Although the 2021 regulations’ postponement to 2022 has meant car design for this season is near-identical to that of last year, McLaren F1 Team’s return to Mercedes-Benz engines has necessitated a significant remodel in the framework of their new challenger, with production director Piers Thynne referring to the build as ‘essentially a new car.’
As a result of the Covid-19 crisis, the revolutionary new rules were pushed back a year and car design for the 2021 season was stunted- leading to an eventual carryover of the 2020 cars.
McLaren, however, find themselves in a unique scenario as they prepare to make the switch to Mercedes-power for this year’s championship, with the British marque recently revealing that the extent of the transition has called for a ‘significantly new car.’
“Whereas every other team will carry over most of its car from last year into this year, our switch to the Mercedes power unit means that’s not the case for us,” Thynne is quoted as saying by Motorsport.com, when asked about the unusual circumstances. “It’s driven a huge amount of change and, essentially, we’ve been building a new car.
“The back of the chassis and gearbox bell housing around the engine have changed significantly to adapt to the new power unit, [which] greatly alters the architecture of the car and the way everything is packaged, so the entire cooling layout and all the pipework has changed, along with all electrical harnessing and control boxes.”
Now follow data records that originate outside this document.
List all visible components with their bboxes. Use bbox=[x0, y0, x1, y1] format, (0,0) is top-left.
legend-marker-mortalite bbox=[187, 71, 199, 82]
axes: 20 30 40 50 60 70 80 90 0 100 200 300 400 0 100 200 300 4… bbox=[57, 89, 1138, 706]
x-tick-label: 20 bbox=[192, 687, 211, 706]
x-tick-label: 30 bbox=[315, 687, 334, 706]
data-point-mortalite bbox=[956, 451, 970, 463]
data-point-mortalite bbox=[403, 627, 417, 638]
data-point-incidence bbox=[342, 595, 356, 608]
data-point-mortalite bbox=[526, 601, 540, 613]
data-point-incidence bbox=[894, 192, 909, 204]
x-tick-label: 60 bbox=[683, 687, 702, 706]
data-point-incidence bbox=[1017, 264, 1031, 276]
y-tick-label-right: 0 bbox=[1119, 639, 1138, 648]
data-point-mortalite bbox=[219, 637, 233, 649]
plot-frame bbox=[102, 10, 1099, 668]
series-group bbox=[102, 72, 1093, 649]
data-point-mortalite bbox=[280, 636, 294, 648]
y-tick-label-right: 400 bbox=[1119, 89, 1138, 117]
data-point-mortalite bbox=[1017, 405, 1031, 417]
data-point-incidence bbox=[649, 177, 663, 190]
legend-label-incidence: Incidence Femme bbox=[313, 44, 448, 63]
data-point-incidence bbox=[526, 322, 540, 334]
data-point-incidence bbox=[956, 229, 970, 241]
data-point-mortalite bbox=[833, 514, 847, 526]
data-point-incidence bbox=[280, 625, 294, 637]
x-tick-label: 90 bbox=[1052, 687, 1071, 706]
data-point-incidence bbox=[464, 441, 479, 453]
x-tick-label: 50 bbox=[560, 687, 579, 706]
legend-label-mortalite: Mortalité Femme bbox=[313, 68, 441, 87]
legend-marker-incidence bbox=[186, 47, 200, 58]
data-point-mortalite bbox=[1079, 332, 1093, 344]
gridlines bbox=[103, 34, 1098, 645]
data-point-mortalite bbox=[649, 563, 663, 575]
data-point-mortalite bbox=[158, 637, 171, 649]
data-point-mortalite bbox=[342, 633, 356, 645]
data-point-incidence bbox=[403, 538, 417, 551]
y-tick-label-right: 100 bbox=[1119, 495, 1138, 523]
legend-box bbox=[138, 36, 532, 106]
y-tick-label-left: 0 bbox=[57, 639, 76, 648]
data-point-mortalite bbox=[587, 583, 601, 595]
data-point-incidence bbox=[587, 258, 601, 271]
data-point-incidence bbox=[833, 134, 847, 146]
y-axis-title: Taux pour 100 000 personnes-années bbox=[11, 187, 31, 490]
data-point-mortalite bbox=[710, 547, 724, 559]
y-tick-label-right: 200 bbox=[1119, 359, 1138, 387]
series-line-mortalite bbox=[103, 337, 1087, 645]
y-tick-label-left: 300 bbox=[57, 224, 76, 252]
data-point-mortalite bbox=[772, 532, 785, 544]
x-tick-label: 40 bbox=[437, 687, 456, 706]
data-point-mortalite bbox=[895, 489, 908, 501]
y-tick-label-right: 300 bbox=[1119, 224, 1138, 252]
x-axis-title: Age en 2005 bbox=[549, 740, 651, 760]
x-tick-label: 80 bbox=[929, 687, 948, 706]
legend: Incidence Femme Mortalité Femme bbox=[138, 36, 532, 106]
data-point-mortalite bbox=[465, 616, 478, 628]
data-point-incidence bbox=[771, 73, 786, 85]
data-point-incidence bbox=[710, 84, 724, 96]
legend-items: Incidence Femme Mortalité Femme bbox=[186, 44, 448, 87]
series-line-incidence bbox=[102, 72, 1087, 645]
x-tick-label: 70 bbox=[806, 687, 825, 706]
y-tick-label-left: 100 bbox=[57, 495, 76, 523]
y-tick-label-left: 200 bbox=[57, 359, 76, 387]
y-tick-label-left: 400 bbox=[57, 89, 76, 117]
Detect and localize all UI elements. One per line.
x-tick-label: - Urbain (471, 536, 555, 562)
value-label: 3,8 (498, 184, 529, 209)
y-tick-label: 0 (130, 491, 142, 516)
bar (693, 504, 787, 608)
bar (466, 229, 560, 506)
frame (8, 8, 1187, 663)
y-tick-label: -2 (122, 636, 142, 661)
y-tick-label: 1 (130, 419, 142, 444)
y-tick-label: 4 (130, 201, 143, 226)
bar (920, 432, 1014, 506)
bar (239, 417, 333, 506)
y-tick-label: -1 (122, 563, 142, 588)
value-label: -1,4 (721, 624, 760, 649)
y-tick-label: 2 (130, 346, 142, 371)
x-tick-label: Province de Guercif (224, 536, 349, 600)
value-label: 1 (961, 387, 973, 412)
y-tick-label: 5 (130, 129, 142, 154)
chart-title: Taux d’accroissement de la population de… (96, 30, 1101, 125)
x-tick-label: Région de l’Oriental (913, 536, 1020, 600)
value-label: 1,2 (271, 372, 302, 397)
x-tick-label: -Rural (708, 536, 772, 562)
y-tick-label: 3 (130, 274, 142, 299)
However, Thynne was quick to mention that not all elements of the MCL35M will be brand new. Thanks to the FIA’s list of Transitional Carry Over (TCO) components, a number of parts from last year will be used on the 2021 machine in preparation for the 2022 rule change.
“There are some significant elements of carryover as we enter the cost cap and there are parts that can be used in 2021 if they were run on last year’s car,” he said.
“We’ve pushed these TCO regulations to the absolute maximum to allow us to carry over as much as possible, such as gearbox internals and some suspension components, and therefore not have to use a portion of our 2021 budget on their design and production.
“In terms of the actual production of the ’22 car, it’s very early days. As the aerodynamic design matures we’ll make more and more aero components for wind tunnel testing. These tests are really important: it’s all about figuring out what works and what doesn’t because when we do come to build the ’22 car we want it to be right first time.”
“The test pieces should push the boundaries aerodynamically because that’s how you gain performance. If they work, then great. If they don’t, we can always take a step back for the actual production part.”
After McLaren took a well-deserved P3 in the constructors’ standings last year, there’s a good chance that the new power courtesy of Mercedes can push them that little bit further up the grid in order to aid the historic outfit’s rebirth as a race-winning team once more. Thynne too expressed this optimism, stating that the revitalised team must ‘shoot for the stars to get back to the front of the grid.’